I have an application that produces a UTF-8 file, but some of the contents are incorrectly encoded. Some of the characters are encoded as iso-8859-1 aka iso-latin-1 or cp125
Recently I came across files with a severe mix of UTF-8, CP1252, and UTF-8 encoded, then interpreted as CP1252, then that encoded as UTF-8 again, that interpreted as CP1252 again, and so forth.

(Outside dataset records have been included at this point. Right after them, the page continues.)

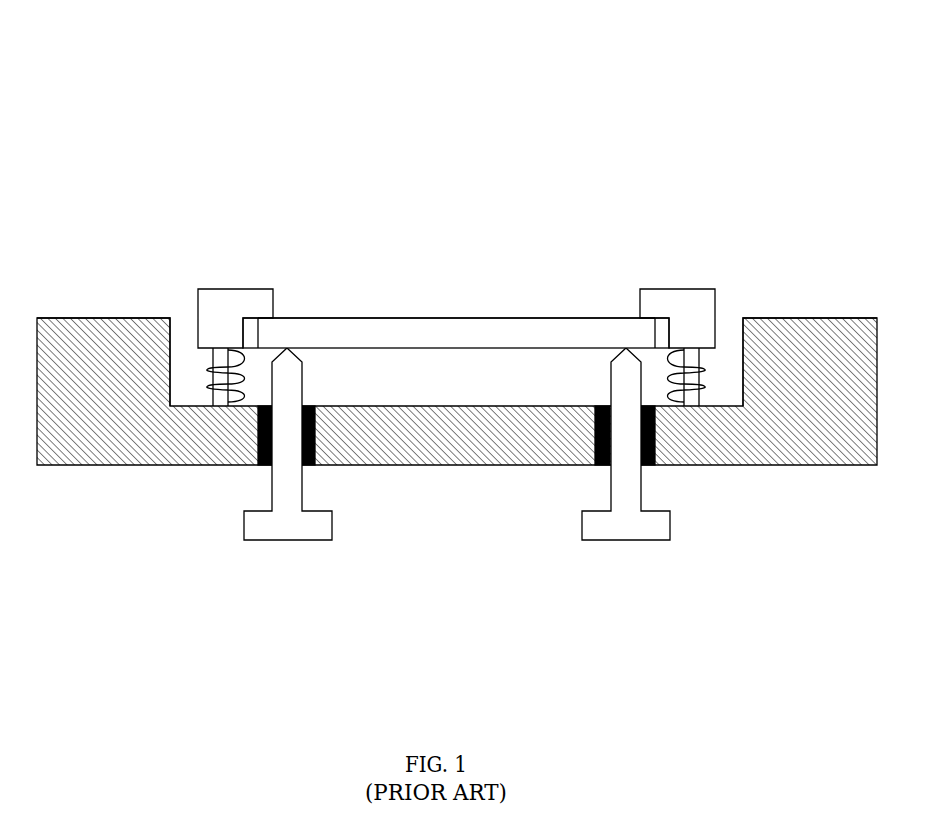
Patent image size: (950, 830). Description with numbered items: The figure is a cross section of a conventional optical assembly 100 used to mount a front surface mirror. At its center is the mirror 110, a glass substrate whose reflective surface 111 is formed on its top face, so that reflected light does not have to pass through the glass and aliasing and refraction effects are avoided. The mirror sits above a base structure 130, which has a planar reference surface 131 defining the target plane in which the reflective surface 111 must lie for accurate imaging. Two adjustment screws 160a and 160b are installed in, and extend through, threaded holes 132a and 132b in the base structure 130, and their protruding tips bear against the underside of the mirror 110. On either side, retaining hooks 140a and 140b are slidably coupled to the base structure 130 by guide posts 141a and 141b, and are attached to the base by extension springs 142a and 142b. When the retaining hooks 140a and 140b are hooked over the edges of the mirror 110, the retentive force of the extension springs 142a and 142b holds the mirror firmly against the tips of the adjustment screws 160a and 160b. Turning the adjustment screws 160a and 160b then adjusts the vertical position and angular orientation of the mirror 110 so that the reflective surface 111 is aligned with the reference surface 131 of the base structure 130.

The optical assembly 100 is at (86, 73).
The mirror 110 is at (552, 330).
The reflective surface 111 is at (345, 317).
The base structure 130 is at (485, 458).
The planar reference surface 131 is at (118, 317).
The threaded hole 132a is at (318, 440).
The threaded hole 132b is at (593, 438).
The retaining hook 140a is at (228, 288).
The retaining hook 140b is at (685, 288).
The guide post 141a is at (213, 400).
The guide post 141b is at (702, 406).
The extension spring 142a is at (207, 367).
The extension spring 142b is at (700, 373).
The adjustment screw 160a is at (273, 540).
The adjustment screw 160b is at (642, 540).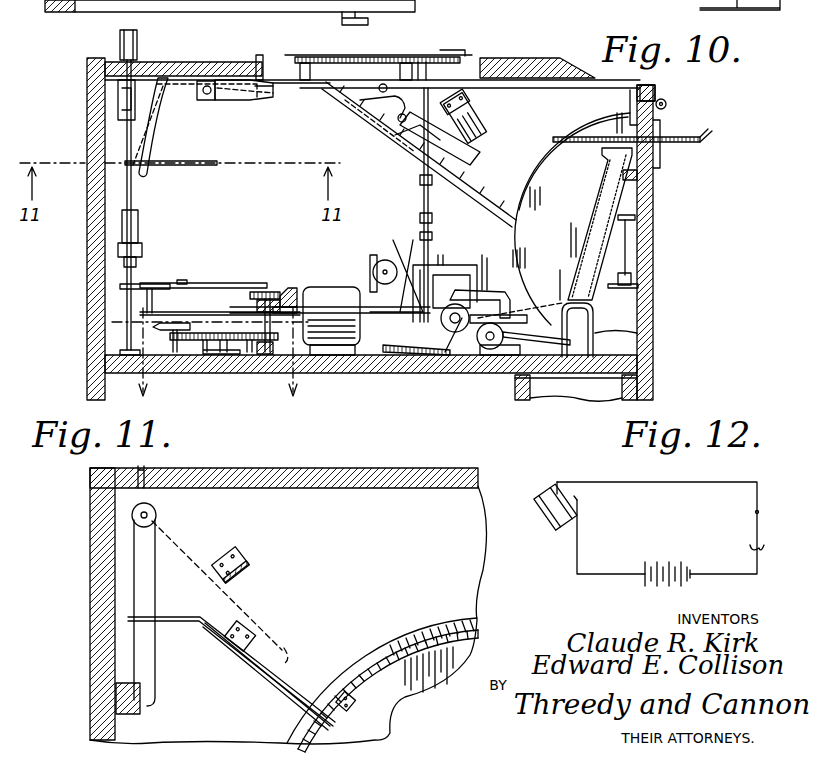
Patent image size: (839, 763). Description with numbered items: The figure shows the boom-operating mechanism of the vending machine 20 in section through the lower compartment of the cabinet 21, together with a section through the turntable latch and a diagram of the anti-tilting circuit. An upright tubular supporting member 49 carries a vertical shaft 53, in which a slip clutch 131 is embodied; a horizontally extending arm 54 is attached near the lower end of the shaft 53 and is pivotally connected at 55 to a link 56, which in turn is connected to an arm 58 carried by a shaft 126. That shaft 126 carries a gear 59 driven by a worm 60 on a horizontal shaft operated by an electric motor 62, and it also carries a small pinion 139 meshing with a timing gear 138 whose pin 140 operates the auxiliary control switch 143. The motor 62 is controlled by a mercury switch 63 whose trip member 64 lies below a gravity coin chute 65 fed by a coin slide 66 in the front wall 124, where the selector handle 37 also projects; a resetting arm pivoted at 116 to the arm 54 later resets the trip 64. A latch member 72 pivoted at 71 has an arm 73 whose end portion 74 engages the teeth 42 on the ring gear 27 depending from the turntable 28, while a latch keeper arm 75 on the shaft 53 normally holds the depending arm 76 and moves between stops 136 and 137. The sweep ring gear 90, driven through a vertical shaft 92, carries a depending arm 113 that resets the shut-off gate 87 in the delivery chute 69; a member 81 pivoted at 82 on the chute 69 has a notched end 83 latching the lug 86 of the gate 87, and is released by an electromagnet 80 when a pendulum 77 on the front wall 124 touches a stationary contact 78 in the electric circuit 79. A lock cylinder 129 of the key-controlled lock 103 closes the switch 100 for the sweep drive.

In FIG. 10, the vending machine 20 is at (235, 355).
In FIG. 10, the cabinet 21 is at (653, 232).
In FIG. 11, the cabinet 21 is at (404, 465).
In FIG. 10, the ring gear 27 is at (288, 57).
In FIG. 11, the ring gear 27 is at (376, 648).
In FIG. 10, the turntable 28 is at (441, 54).
In FIG. 11, the turntable 28 is at (430, 628).
In FIG. 10, the selector or handle 37 is at (368, 22).
In FIG. 11, the teeth 42 is at (333, 695).
In FIG. 10, the upright tubular supporting member 49 is at (137, 42).
In FIG. 10, the vertical shaft 53 is at (134, 190).
In FIG. 11, the vertical shaft 53 is at (157, 515).
In FIG. 10, the horizontally extending arm 54 is at (160, 285).
In FIG. 10, the pivotal connection 55 is at (184, 280).
In FIG. 10, the link 56 is at (240, 282).
In FIG. 10, the arm 58 is at (292, 290).
In FIG. 10, the gear 59 is at (248, 298).
In FIG. 10, the worm 60 is at (298, 296).
In FIG. 10, the electric motor 62 is at (327, 300).
In FIG. 10, the mercury switch 63 is at (465, 258).
In FIG. 10, the trip or circuit-closing member 64 is at (520, 336).
In FIG. 10, the gravity coin chute 65 is at (590, 290).
In FIG. 10, the coin slide 66 is at (695, 144).
In FIG. 10, the delivery chute 69 is at (466, 178).
In FIG. 10, the pivot 71 is at (208, 100).
In FIG. 11, the pivot 71 is at (233, 650).
In FIG. 10, the latch member 72 is at (240, 100).
In FIG. 11, the latch member 72 is at (258, 670).
In FIG. 10, the arm 73 is at (265, 97).
In FIG. 11, the arm 73 is at (285, 693).
In FIG. 10, the end portion 74 is at (260, 55).
In FIG. 10, the latch keeper arm 75 is at (210, 168).
In FIG. 11, the latch keeper arm 75 is at (152, 598).
In FIG. 10, the depending arm 76 is at (152, 138).
In FIG. 11, the depending arm 76 is at (183, 621).
In FIG. 10, the pendulum 77 is at (627, 258).
In FIG. 12, the pendulum 77 is at (754, 527).
In FIG. 10, the stationary contact 78 is at (640, 286).
In FIG. 12, the stationary contact 78 is at (762, 550).
In FIG. 12, the electric circuit 79 is at (697, 478).
In FIG. 10, the electromagnet 80 is at (475, 126).
In FIG. 12, the electromagnet 80 is at (558, 532).
In FIG. 10, the member 81 is at (450, 150).
In FIG. 10, the pivot 82 is at (400, 122).
In FIG. 10, the notched end portion 83 is at (381, 92).
In FIG. 10, the pin or lug 86 is at (372, 110).
In FIG. 10, the shut-off gate 87 is at (412, 145).
In FIG. 10, the ring gear 90 is at (340, 56).
In FIG. 10, the vertical shaft 92 is at (423, 200).
In FIG. 10, the switch 100 is at (620, 116).
In FIG. 10, the key-controlled lock 103 is at (655, 95).
In FIG. 10, the depending arm 113 is at (412, 58).
In FIG. 10, the pivotal connection 116 is at (150, 313).
In FIG. 10, the front wall 124 is at (653, 307).
In FIG. 10, the shaft 126 is at (245, 333).
In FIG. 10, the lock cylinder 129 is at (666, 106).
In FIG. 10, the slip clutch 131 is at (150, 232).
In FIG. 11, the stop 136 is at (250, 568).
In FIG. 11, the stop 137 is at (141, 714).
In FIG. 10, the timing gear 138 is at (249, 354).
In FIG. 10, the small gear or pinion 139 is at (268, 356).
In FIG. 10, the projection or pin 140 is at (206, 354).
In FIG. 10, the auxiliary control switch 143 is at (175, 322).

I wrote the below code, which worked well for me. It looks for typical UTF-8 byte sequences, even if some of the bytes are not UTF-8, but the Unicode representation of the equivalent CP1252 byte.
my %cp1252Encoding = (
# replacing the unicode code with the original CP1252 code
# see e.g. http://www.i18nqa.com/debug/table-iso8859-1-vs-windows-1252.html
"\x{20ac}" => "\x80",
"\x{201a}" => "\x82",
"\x{0192}" => "\x83",
"\x{201e}" => "\x84",
"\x{2026}" => "\x85",
"\x{2020}" => "\x86",
"\x{2021}" => "\x87",
"\x{02c6}" => "\x88",
"\x{2030}" => "\x89",
"\x{0160}" => "\x8a",
"\x{2039}" => "\x8b",
"\x{0152}" => "\x8c",
"\x{017d}" => "\x8e",
"\x{2018}" => "\x91",
"\x{2019}" => "\x92",
"\x{201c}" => "\x93",
"\x{201d}" => "\x94",
"\x{2022}" => "\x95",
"\x{2013}" => "\x96",
"\x{2014}" => "\x97",
"\x{02dc}" => "\x98",
"\x{2122}" => "\x99",
"\x{0161}" => "\x9a",
"\x{203a}" => "\x9b",
"\x{0153}" => "\x9c",
"\x{017e}" => "\x9e",
"\x{0178}" => "\x9f",
);
my $re = join "|", keys %cp1252Encoding;
$re = qr/$re/;
my %cp1252Decoding = reverse % cp1252Encoding;
my $cp1252Characters = join "|", keys %cp1252Decoding;
sub decodeUtf8
{
my ($str) = @_;
$str =~ s/$re/ $cp1252Encoding{$&} /eg;
utf8::decode($str);
return $str;
}
sub fixString
{
my ($str) = @_;
my $r = qr/[\x80-\xBF]|$re/;
my $current;
do {
$current = $str;
# If this matches, the string is likely double-encoded UTF-8. Try to decode
$str =~ s/[\xF0-\xF7]$r$r$r|[\xE0-\xEF]$r$r|[\xC0-\xDF]$r/ decodeUtf8($&) /eg;
} while ($str ne $current);
# decodes any possible left-over cp1252 codes to Unicode
$str =~ s/$cp1252Characters/ $cp1252Decoding{$&} /eg;
return $str;
}
This has similar limitations as ikegami's answer, except that the same limitations are also applicable to UTF-8 encoded strings.